Neulich ist mir aufgefallen, wie viel Freude mir Kleinigkeiten machen. Sie sind quasi Zufallsglück, das keine große Aufwallung braucht, schon gar kein gefühliges Pathos oder Einmaligkeit. Dieses Glück findet sich am Wegesrand des Alltags. Man muss nur die Augen und Ohren offenhalten. Da war zum Beispiel dieser Teppich aus zierlichen gelben Blüten an der Böschung des Nymphenburger Kanals. Wahrscheinlich waren sie am nächsten Tag verwelkt.
Dass ich dort just zur richtigen Zeit vorbeiging und sie bewundern durfte, war eben Zufallsglück. Die Blüten erinnerten an die von Hahnenfuß, wuchsen allerdings ganz nahe am Boden. Mein altes, kleines Wiesenblumen-Buch, das ich daheim konsultierte, schlug mir „Gänsefingerkraut“ vor. Dank also an die Gänsefingerkräutchen, die mich beglückt haben.

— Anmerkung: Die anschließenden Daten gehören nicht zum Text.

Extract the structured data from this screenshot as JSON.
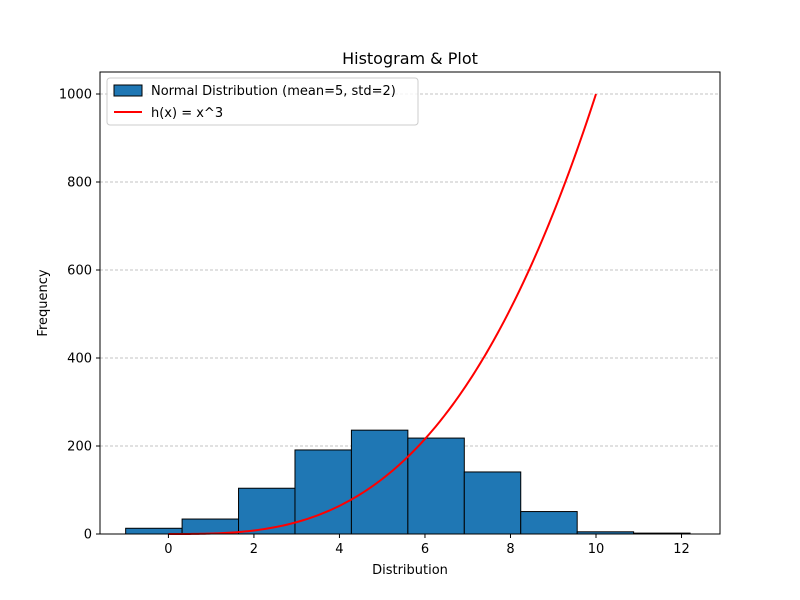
{
  "chart_data": {
    "type": "bar",
    "title": "Histogram & Plot",
    "xlabel": "Distribution",
    "ylabel": "Frequency",
    "xlim": [
      -1.6,
      12.9
    ],
    "ylim": [
      0,
      1050
    ],
    "xticks": [
      0,
      2,
      4,
      6,
      8,
      10,
      12
    ],
    "yticks": [
      0,
      200,
      400,
      600,
      800,
      1000
    ],
    "grid": {
      "y": true,
      "style": "dashed"
    },
    "legend_position": "top-left",
    "histogram": {
      "name": "Normal Distribution (mean=5, std=2)",
      "color": "#1f77b4",
      "edge_color": "#000000",
      "bins": [
        {
          "start": -1.0,
          "end": 0.32,
          "count": 13
        },
        {
          "start": 0.32,
          "end": 1.64,
          "count": 34
        },
        {
          "start": 1.64,
          "end": 2.96,
          "count": 104
        },
        {
          "start": 2.96,
          "end": 4.28,
          "count": 191
        },
        {
          "start": 4.28,
          "end": 5.6,
          "count": 236
        },
        {
          "start": 5.6,
          "end": 6.92,
          "count": 218
        },
        {
          "start": 6.92,
          "end": 8.24,
          "count": 141
        },
        {
          "start": 8.24,
          "end": 9.56,
          "count": 51
        },
        {
          "start": 9.56,
          "end": 10.88,
          "count": 5
        },
        {
          "start": 10.88,
          "end": 12.2,
          "count": 2
        }
      ]
    },
    "line": {
      "name": "h(x) = x^3",
      "color": "#ff0000",
      "function": "x^3",
      "x_range": [
        0,
        10
      ]
    }
  }
}
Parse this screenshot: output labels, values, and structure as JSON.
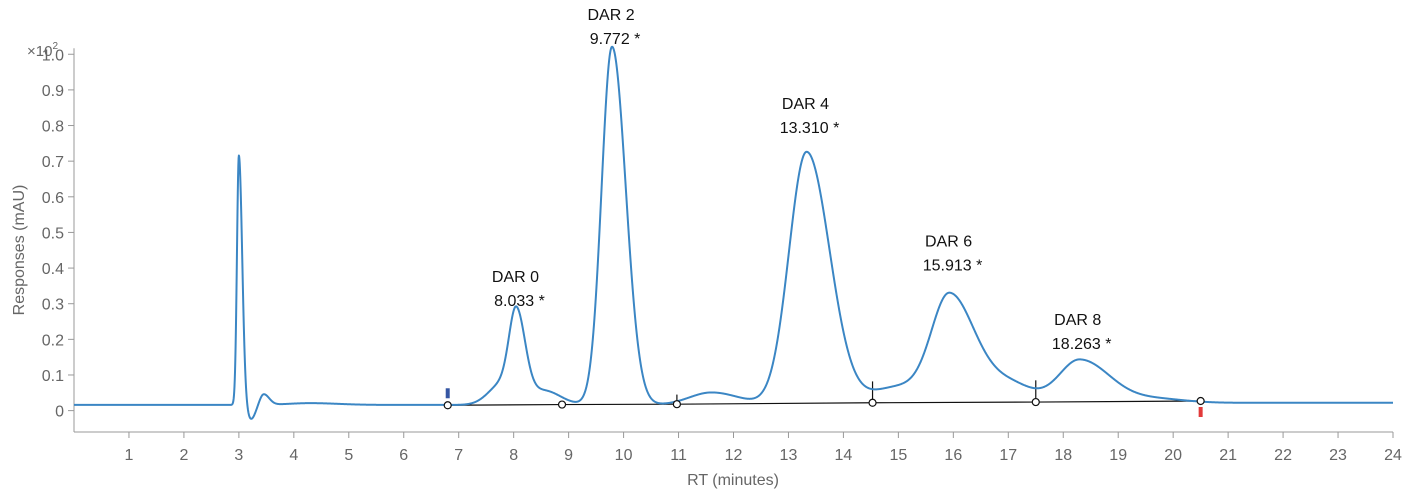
{
  "chart_data": {
    "type": "line",
    "xlabel": "RT (minutes)",
    "ylabel": "Responses (mAU)",
    "y_multiplier_label": "×10",
    "y_multiplier_exp": "2",
    "xlim": [
      0,
      24
    ],
    "ylim": [
      -0.06,
      1.04
    ],
    "x_ticks": [
      1,
      2,
      3,
      4,
      5,
      6,
      7,
      8,
      9,
      10,
      11,
      12,
      13,
      14,
      15,
      16,
      17,
      18,
      19,
      20,
      21,
      22,
      23,
      24
    ],
    "y_ticks": [
      {
        "value": 0,
        "label": "0"
      },
      {
        "value": 0.1,
        "label": "0.1"
      },
      {
        "value": 0.2,
        "label": "0.2"
      },
      {
        "value": 0.3,
        "label": "0.3"
      },
      {
        "value": 0.4,
        "label": "0.4"
      },
      {
        "value": 0.5,
        "label": "0.5"
      },
      {
        "value": 0.6,
        "label": "0.6"
      },
      {
        "value": 0.7,
        "label": "0.7"
      },
      {
        "value": 0.8,
        "label": "0.8"
      },
      {
        "value": 0.9,
        "label": "0.9"
      },
      {
        "value": 1.0,
        "label": "1.0"
      }
    ],
    "grid": false,
    "trace_color": "#3b86c4",
    "baseline_color": "#111111",
    "signal_baseline": 0.016,
    "peaks": [
      {
        "rt": 3.0,
        "height": 0.7,
        "width": 0.035,
        "right_width": 0.06
      },
      {
        "rt": 3.45,
        "height": 0.03,
        "width": 0.07,
        "right_width": 0.1
      },
      {
        "rt": 3.22,
        "height": -0.04,
        "width": 0.07,
        "right_width": 0.08
      },
      {
        "rt": 4.3,
        "height": 0.005,
        "width": 0.4,
        "right_width": 0.5
      },
      {
        "rt": 7.8,
        "height": 0.06,
        "width": 0.25,
        "right_width": 0.25
      },
      {
        "rt": 8.05,
        "height": 0.23,
        "width": 0.13,
        "right_width": 0.16
      },
      {
        "rt": 8.55,
        "height": 0.04,
        "width": 0.3,
        "right_width": 0.3
      },
      {
        "rt": 9.79,
        "height": 1.005,
        "width": 0.19,
        "right_width": 0.25
      },
      {
        "rt": 11.6,
        "height": 0.035,
        "width": 0.4,
        "right_width": 0.5
      },
      {
        "rt": 13.33,
        "height": 0.71,
        "width": 0.32,
        "right_width": 0.42
      },
      {
        "rt": 15.0,
        "height": 0.05,
        "width": 0.5,
        "right_width": 0.5
      },
      {
        "rt": 15.93,
        "height": 0.3,
        "width": 0.33,
        "right_width": 0.45
      },
      {
        "rt": 17.0,
        "height": 0.06,
        "width": 0.5,
        "right_width": 0.45
      },
      {
        "rt": 18.3,
        "height": 0.125,
        "width": 0.38,
        "right_width": 0.55
      },
      {
        "rt": 19.7,
        "height": 0.012,
        "width": 0.5,
        "right_width": 0.5
      }
    ],
    "integration_baseline": [
      {
        "x": 6.8,
        "y": 0.015
      },
      {
        "x": 8.88,
        "y": 0.017
      },
      {
        "x": 10.97,
        "y": 0.018
      },
      {
        "x": 14.53,
        "y": 0.022
      },
      {
        "x": 17.5,
        "y": 0.024
      },
      {
        "x": 20.5,
        "y": 0.027
      }
    ],
    "drop_lines": [
      {
        "x": 10.97,
        "top": 0.045
      },
      {
        "x": 14.53,
        "top": 0.082
      },
      {
        "x": 17.5,
        "top": 0.085
      }
    ],
    "start_marker": {
      "x": 6.8,
      "color": "#3556a3"
    },
    "end_marker": {
      "x": 20.5,
      "color": "#e23a3a"
    },
    "annotations": [
      {
        "name": "DAR 0",
        "rt_label": "8.033 *",
        "x": 8.033,
        "y_top": 0.4
      },
      {
        "name": "DAR 2",
        "rt_label": "9.772 *",
        "x": 9.772,
        "y_top": 1.135
      },
      {
        "name": "DAR 4",
        "rt_label": "13.310 *",
        "x": 13.31,
        "y_top": 0.885
      },
      {
        "name": "DAR 6",
        "rt_label": "15.913 *",
        "x": 15.913,
        "y_top": 0.5
      },
      {
        "name": "DAR 8",
        "rt_label": "18.263 *",
        "x": 18.263,
        "y_top": 0.28
      }
    ]
  }
}
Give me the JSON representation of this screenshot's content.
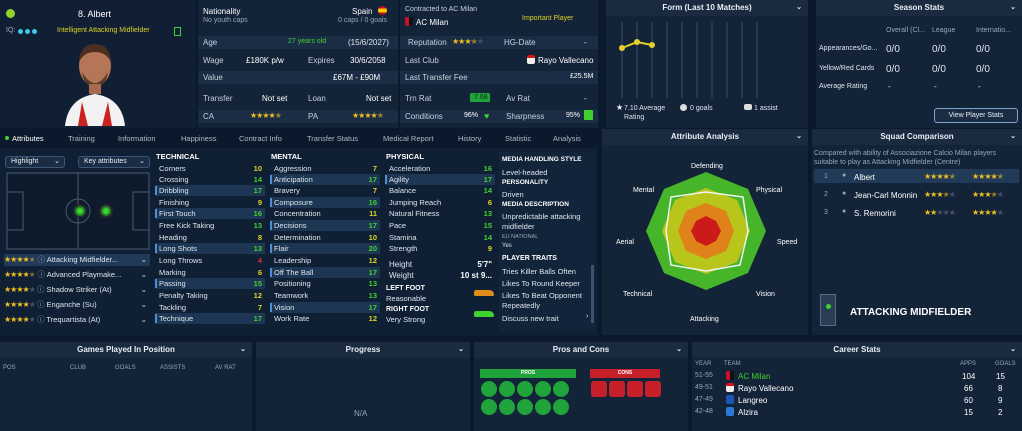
{
  "player": {
    "number_name": "8. Albert",
    "iq_label": "IQ:",
    "role_label": "Intelligent Attacking Midfielder",
    "nationality_label": "Nationality",
    "nationality_value": "Spain",
    "youth_caps": "No youth caps",
    "caps_goals": "0 caps / 0 goals",
    "contract_label": "Contracted to AC Milan",
    "club": "AC Milan",
    "squad_status": "Important Player",
    "age_label": "Age",
    "age_value": "27 years old",
    "dob": "(15/6/2027)",
    "reputation_label": "Reputation",
    "hg_label": "HG-Date",
    "hg_value": "-",
    "wage_label": "Wage",
    "wage_value": "£180K p/w",
    "expires_label": "Expires",
    "expires_value": "30/6/2058",
    "last_club_label": "Last Club",
    "last_club_value": "Rayo Vallecano",
    "value_label": "Value",
    "value_value": "£67M - £90M",
    "last_fee_label": "Last Transfer Fee",
    "last_fee_value": "£25.5M",
    "transfer_label": "Transfer",
    "transfer_value": "Not set",
    "loan_label": "Loan",
    "loan_value": "Not set",
    "trn_label": "Trn Rat",
    "trn_value": "7.68",
    "avrat_label": "Av Rat",
    "avrat_value": "-",
    "ca_label": "CA",
    "pa_label": "PA",
    "conditions_label": "Conditions",
    "conditions_value": "96%",
    "sharpness_label": "Sharpness",
    "sharpness_value": "95%"
  },
  "form": {
    "title": "Form (Last 10 Matches)",
    "avg": "7.10 Average Rating",
    "goals": "0 goals",
    "assists": "1 assist"
  },
  "season": {
    "title": "Season Stats",
    "cols": [
      "Overall (Cl...",
      "League",
      "Internatio..."
    ],
    "rows": [
      {
        "label": "Appearances/Go...",
        "vals": [
          "0/0",
          "0/0",
          "0/0"
        ]
      },
      {
        "label": "Yellow/Red Cards",
        "vals": [
          "0/0",
          "0/0",
          "0/0"
        ]
      },
      {
        "label": "Average Rating",
        "vals": [
          "-",
          "-",
          "-"
        ]
      }
    ],
    "button": "View Player Stats"
  },
  "tabs": [
    "Attributes",
    "Training",
    "Information",
    "Happiness",
    "Contract Info",
    "Transfer Status",
    "Medical Report",
    "History",
    "Statistic",
    "Analysis"
  ],
  "left": {
    "highlight": "Highlight",
    "key_attrs": "Key attributes",
    "roles": [
      {
        "name": "Attacking Midfielder..."
      },
      {
        "name": "Advanced Playmake..."
      },
      {
        "name": "Shadow Striker (At)"
      },
      {
        "name": "Enganche (Su)"
      },
      {
        "name": "Trequartista (At)"
      }
    ]
  },
  "technical": {
    "title": "TECHNICAL",
    "items": [
      {
        "n": "Corners",
        "v": "10"
      },
      {
        "n": "Crossing",
        "v": "14"
      },
      {
        "n": "Dribbling",
        "v": "17"
      },
      {
        "n": "Finishing",
        "v": "9"
      },
      {
        "n": "First Touch",
        "v": "16"
      },
      {
        "n": "Free Kick Taking",
        "v": "13"
      },
      {
        "n": "Heading",
        "v": "8"
      },
      {
        "n": "Long Shots",
        "v": "13"
      },
      {
        "n": "Long Throws",
        "v": "4"
      },
      {
        "n": "Marking",
        "v": "6"
      },
      {
        "n": "Passing",
        "v": "15"
      },
      {
        "n": "Penalty Taking",
        "v": "12"
      },
      {
        "n": "Tackling",
        "v": "7"
      },
      {
        "n": "Technique",
        "v": "17"
      }
    ]
  },
  "mental": {
    "title": "MENTAL",
    "items": [
      {
        "n": "Aggression",
        "v": "7"
      },
      {
        "n": "Anticipation",
        "v": "17"
      },
      {
        "n": "Bravery",
        "v": "7"
      },
      {
        "n": "Composure",
        "v": "16"
      },
      {
        "n": "Concentration",
        "v": "11"
      },
      {
        "n": "Decisions",
        "v": "17"
      },
      {
        "n": "Determination",
        "v": "10"
      },
      {
        "n": "Flair",
        "v": "20"
      },
      {
        "n": "Leadership",
        "v": "12"
      },
      {
        "n": "Off The Ball",
        "v": "17"
      },
      {
        "n": "Positioning",
        "v": "13"
      },
      {
        "n": "Teamwork",
        "v": "13"
      },
      {
        "n": "Vision",
        "v": "17"
      },
      {
        "n": "Work Rate",
        "v": "12"
      }
    ]
  },
  "physical": {
    "title": "PHYSICAL",
    "items": [
      {
        "n": "Acceleration",
        "v": "16"
      },
      {
        "n": "Agility",
        "v": "17"
      },
      {
        "n": "Balance",
        "v": "14"
      },
      {
        "n": "Jumping Reach",
        "v": "6"
      },
      {
        "n": "Natural Fitness",
        "v": "13"
      },
      {
        "n": "Pace",
        "v": "15"
      },
      {
        "n": "Stamina",
        "v": "14"
      },
      {
        "n": "Strength",
        "v": "9"
      }
    ],
    "height_label": "Height",
    "height_value": "5'7\"",
    "weight_label": "Weight",
    "weight_value": "10 st 9...",
    "left_foot_label": "LEFT FOOT",
    "left_foot_value": "Reasonable",
    "right_foot_label": "RIGHT FOOT",
    "right_foot_value": "Very Strong"
  },
  "media": {
    "style_title": "MEDIA HANDLING STYLE",
    "style_value": "Level-headed",
    "personality_title": "PERSONALITY",
    "personality_value": "Driven",
    "desc_title": "MEDIA DESCRIPTION",
    "desc_value": "Unpredictable attacking midfielder",
    "eu_title": "EU NATIONAL",
    "eu_value": "Yes",
    "traits_title": "PLAYER TRAITS",
    "traits": [
      "Tries Killer Balls Often",
      "Likes To Round Keeper",
      "Likes To Beat Opponent Repeatedly"
    ],
    "discuss": "Discuss new trait"
  },
  "analysis": {
    "title": "Attribute Analysis",
    "labels": [
      "Defending",
      "Physical",
      "Speed",
      "Vision",
      "Attacking",
      "Technical",
      "Aerial",
      "Mental"
    ]
  },
  "squad": {
    "title": "Squad Comparison",
    "desc": "Compared with ability of Associazione Calcio Milan players suitable to play as Attacking Midfielder (Centre)",
    "rows": [
      {
        "rank": "1",
        "name": "Albert"
      },
      {
        "rank": "2",
        "name": "Jean-Carl Monnin"
      },
      {
        "rank": "3",
        "name": "S. Remorini"
      }
    ],
    "position": "ATTACKING MIDFIELDER"
  },
  "bottom": {
    "games_title": "Games Played In Position",
    "games_cols": [
      "POS",
      "CLUB",
      "GOALS",
      "ASSISTS",
      "AV RAT"
    ],
    "progress_title": "Progress",
    "progress_value": "N/A",
    "pros_cons_title": "Pros and Cons",
    "pros_label": "PROS",
    "cons_label": "CONS",
    "career_title": "Career Stats",
    "career_cols": [
      "YEAR",
      "TEAM",
      "APPS",
      "GOALS"
    ],
    "career_rows": [
      {
        "year": "51-55",
        "team": "AC Milan",
        "apps": "104",
        "goals": "15"
      },
      {
        "year": "49-51",
        "team": "Rayo Vallecano",
        "apps": "66",
        "goals": "8"
      },
      {
        "year": "47-49",
        "team": "Langreo",
        "apps": "60",
        "goals": "9"
      },
      {
        "year": "42-48",
        "team": "Alzira",
        "apps": "15",
        "goals": "2"
      }
    ]
  },
  "colors": {
    "accent": "#41d12f",
    "bg": "#0a1a2c",
    "panel": "#132338"
  }
}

Glück kann man manchmal sogar in der U-Bahn haben, obwohl die meisten Fahrgäste nur in ihr Smartphone starren beziehungsweise hineinlauschen, also für meine Unterhaltung nichts bieten. Da war das Gespräch zweier Frauen vor ein paar Wochen über Brahms dann doch ein ÖPNV-Leuchtturm. Und, kaum zu glauben, im gleichen Waggon erklärte ein Mäderl seiner Mama die Farbenlehre, die offenbar gerade in der Schule durchgenommen wurde. Sie sprach in dem Moment, als ich zustieg, über Blau. Mei, es ging geradezu üppig analog zu in der U1.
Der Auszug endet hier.